Giving is on every level always a beautiful thing. Never could you find giving of ones self have a negative repercussion towards the one who’s receiving the help. But sometimes, I’ve found myself in a space where I am unable to give, or even unwilling. This again could be for a number of reasons – if you find the reason is more often than not because you’re simply reluctant to help another, perhaps some deep digging into that could shed light upon why it is you struggle to do so.

But on the flip side, there are still times when saying no to helping another could be a healthy move for you. It comes back and ties in to what we at C.A.F.E. Life often say: know your YES so that you have a strong, empowered NO. In other words…know the things you’re wanting to prioritise and put most your time and energy into, so that you can say no to the things that would otherwise counteract that work. 

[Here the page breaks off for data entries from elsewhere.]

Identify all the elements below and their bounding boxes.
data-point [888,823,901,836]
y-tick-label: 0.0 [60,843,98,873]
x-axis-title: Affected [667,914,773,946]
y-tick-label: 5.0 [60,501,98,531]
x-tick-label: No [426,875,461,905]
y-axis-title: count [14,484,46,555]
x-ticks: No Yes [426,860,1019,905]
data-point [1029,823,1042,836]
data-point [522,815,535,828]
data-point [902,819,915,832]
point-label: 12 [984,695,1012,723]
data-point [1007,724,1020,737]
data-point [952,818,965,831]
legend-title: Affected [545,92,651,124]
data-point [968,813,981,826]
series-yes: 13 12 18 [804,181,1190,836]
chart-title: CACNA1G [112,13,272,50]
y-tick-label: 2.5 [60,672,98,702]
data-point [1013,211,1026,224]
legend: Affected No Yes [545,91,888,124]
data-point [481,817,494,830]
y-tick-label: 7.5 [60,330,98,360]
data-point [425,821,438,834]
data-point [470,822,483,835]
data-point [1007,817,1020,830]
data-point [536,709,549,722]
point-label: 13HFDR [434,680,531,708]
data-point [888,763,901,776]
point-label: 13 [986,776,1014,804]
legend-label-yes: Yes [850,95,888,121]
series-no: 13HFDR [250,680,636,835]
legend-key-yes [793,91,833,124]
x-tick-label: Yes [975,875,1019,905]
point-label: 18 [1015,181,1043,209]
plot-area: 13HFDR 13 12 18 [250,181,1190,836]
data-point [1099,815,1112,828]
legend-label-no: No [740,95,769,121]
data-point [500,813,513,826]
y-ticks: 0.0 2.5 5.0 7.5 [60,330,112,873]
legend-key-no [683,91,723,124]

Here’s some situations where you might find a need for greater assessment into the matter before deciding upon saying yes:

* When the help needed is financial, and they have previously proven to be unreliable in paying you back when they said they would – if this is the case and you still want to give, make sure you give with a good heart and without expecting to ever get it back again.

* When you have not got enough resources on hand to share it with another – For an example, if you’re swamped and out of time, exhausted, low on energy, in a bad space yourself, or not totally clued up in a specific field that you need to be in order to help – it is better to then rejuvenate ourselves first before attempting to help another. We can’t give from an empty cup.

* When a priority of yours is requiring the resources that are being asked of you – meaning you would otherwise not be able to give those resources to your priorities

* If you feel that you’d hold it against the person, or have the need to keep count, or feel a pressure to help them – this behaviour could risk burning bridges with others and festering resentment within us. In that case, it serves nobody in the long run and again something deeper here needs to be questioned.

Photo by Daniel Jensen on Unsplash

The bottom line is to be honest with yourself firstly and foremost. And then, to be honest with them. Whether you’re saying yes, or no. If you have to say no, be sure to do it in a way that doesn’t jeopardise the relationship or make them feel shut down. For most cases, giving the honest reason why you can’t help, could be the best response to avoid this and create a good understanding of why you’re unable to help.

Now don’t get me wrong – as I said, helping another is always a beautiful thing and whenever we do it with a glad heart we are bound to receive blessings, no matter the situation. The important message to take away from this is that there are times when it is okay to not be able to help – we usually feel these times in our guts, where we can just feel that it’s not going to serve either side positively. And if we communicate this, the other person involved and, ourselves, can allow for grace in the situation.

We’re living in very disruptive times, where our energy and resources will be in some ways totally stretched, and in other ways they’ll be more abundant and available to give. Now more than ever, we should be standing next to one another and uniting to get through the storm, giving from the resources that are abundant to us. When we aren’t able to help, make sure we know why, and the other party knows why, so that they have the understanding that it comes from a place of, “I’m sorry that I can’t help you with this right now. But don’t forget that I’m still for you, and still with you in this too.”